Баба Ася вдруг замерла, не донеся чашку до рта… Господи, а поймет ли он, от кого письмо? Ведь это сколь же годков прошло: она закончила школу в сорок первом; его, вместе с братом Ваней (его родным братом, потому что ее родные к той поре уже воевали, а по старшему, Акиму, уже отголосили, получив похоронку); так вот, Колю вместе с его родным братом Ваней забрали на войну в сорок втором. Две тысячи семь минус сорок два (всю жизнь она была бухгалтером, всю жизнь что-нибудь обсчитывала: то железки и солярку, когда работала в МТС, то – пряники и воду-морс, когда работала на пищекомбинате; теперь вот – собственную жизнь считает…), значит, две тысячи семь минус сорок два – шестьдесят пять годков получится. Шестьдесят пять лет прошло с тех пор, как виделись они с Колей, да и с Ваней тоже, в последний раз. Разница в возрасте у братьев была в два года, но забирали их почему-то вместе. Войне второй год шел – видно, наверху уже поняли, что врага скоро не одолеть, и призвали на фронт сразу два года. Провожали их уже не как Асиных родных братьев: те уходили под гармошку, а эти – под бабий вой. Но держались ребята молодцом. «Не горюйте, не убивайтесь – вернемся с победой!» Ваня, старший, еще и письмо такое смешное потом написал…

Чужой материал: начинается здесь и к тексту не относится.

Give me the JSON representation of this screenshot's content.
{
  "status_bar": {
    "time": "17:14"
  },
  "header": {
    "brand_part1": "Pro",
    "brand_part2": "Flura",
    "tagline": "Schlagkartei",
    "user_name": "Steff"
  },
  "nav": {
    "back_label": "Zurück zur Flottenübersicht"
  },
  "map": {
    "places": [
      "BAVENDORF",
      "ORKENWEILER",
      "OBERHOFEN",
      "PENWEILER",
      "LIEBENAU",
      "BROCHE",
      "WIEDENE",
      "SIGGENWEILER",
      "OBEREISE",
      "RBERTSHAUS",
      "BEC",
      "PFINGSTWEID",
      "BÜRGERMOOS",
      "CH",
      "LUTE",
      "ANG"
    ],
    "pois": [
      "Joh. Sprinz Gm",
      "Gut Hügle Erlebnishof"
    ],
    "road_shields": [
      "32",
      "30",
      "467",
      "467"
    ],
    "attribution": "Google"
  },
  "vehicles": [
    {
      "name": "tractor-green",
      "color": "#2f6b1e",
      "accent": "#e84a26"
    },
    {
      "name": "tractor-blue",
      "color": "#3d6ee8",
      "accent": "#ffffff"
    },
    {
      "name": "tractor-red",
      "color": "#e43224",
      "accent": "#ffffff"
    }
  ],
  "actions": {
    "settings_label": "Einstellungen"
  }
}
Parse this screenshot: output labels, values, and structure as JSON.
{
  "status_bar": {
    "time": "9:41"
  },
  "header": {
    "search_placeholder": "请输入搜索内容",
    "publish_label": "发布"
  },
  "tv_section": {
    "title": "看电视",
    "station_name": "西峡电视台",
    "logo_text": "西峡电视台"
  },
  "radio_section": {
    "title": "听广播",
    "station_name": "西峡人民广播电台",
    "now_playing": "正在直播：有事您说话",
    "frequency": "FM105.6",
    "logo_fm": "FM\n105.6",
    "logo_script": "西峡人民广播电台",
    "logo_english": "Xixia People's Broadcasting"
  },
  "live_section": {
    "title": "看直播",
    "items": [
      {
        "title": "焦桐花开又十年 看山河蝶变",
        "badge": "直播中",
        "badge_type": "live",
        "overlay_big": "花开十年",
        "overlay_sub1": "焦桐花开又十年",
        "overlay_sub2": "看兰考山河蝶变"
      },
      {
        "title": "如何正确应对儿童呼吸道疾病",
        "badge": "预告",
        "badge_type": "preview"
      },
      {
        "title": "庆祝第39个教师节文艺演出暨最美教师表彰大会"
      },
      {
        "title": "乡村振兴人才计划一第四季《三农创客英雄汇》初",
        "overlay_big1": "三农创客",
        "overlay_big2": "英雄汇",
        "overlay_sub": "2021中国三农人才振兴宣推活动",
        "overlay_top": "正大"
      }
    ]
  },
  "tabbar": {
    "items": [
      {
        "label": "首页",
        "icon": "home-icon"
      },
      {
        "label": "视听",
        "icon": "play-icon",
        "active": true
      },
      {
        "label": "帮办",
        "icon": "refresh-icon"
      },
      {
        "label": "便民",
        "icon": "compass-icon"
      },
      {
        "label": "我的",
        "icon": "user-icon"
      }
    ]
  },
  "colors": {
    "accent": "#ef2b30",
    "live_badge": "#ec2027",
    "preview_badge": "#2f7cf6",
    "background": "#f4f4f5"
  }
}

Баба Ася опять принялась за чай и улыбнулась – даже сейчас – от далекого воспоминания. Тетка Маруся прибежала к ним с письмом от Вани: «Читай, читай скорее!», и она читала: «Меня, мама, приняли в школу младших командиров, а Колю – нет. Сказали: ростом не вышел, а манной каши у нас здесь нет»…

Что так, то так: Коля росточка был малого, щупленький, а Ваня… по Ване все девки на селе сохли: хорош да пригож, и ростом – под матицу. Сколько раз младшего защищал в уличных потасовках… Но силой своей никогда не кичился. Про манную кашу – это уж для того, чтобы мать улыбнуться заставить…


Покончив с чаем, баба Ася перебралась на диван. Сейчас передохнет – и за ручку возьмется.

…Ну чего она взялась вспоминать про войну? Про войну Коля и без нее все знает. Вон сколько воевал – в сорок седьмом году только демобилизовался. В своем письме в газету так прямо и пишет: «Войну заканчивал в Берлине, а потом был переброшен на Дальний Восток, добивать японского самурая. Потом защищал восточные границы Родины. Так получилось, что и жить остался здесь, поскольку женился на местной женщине»…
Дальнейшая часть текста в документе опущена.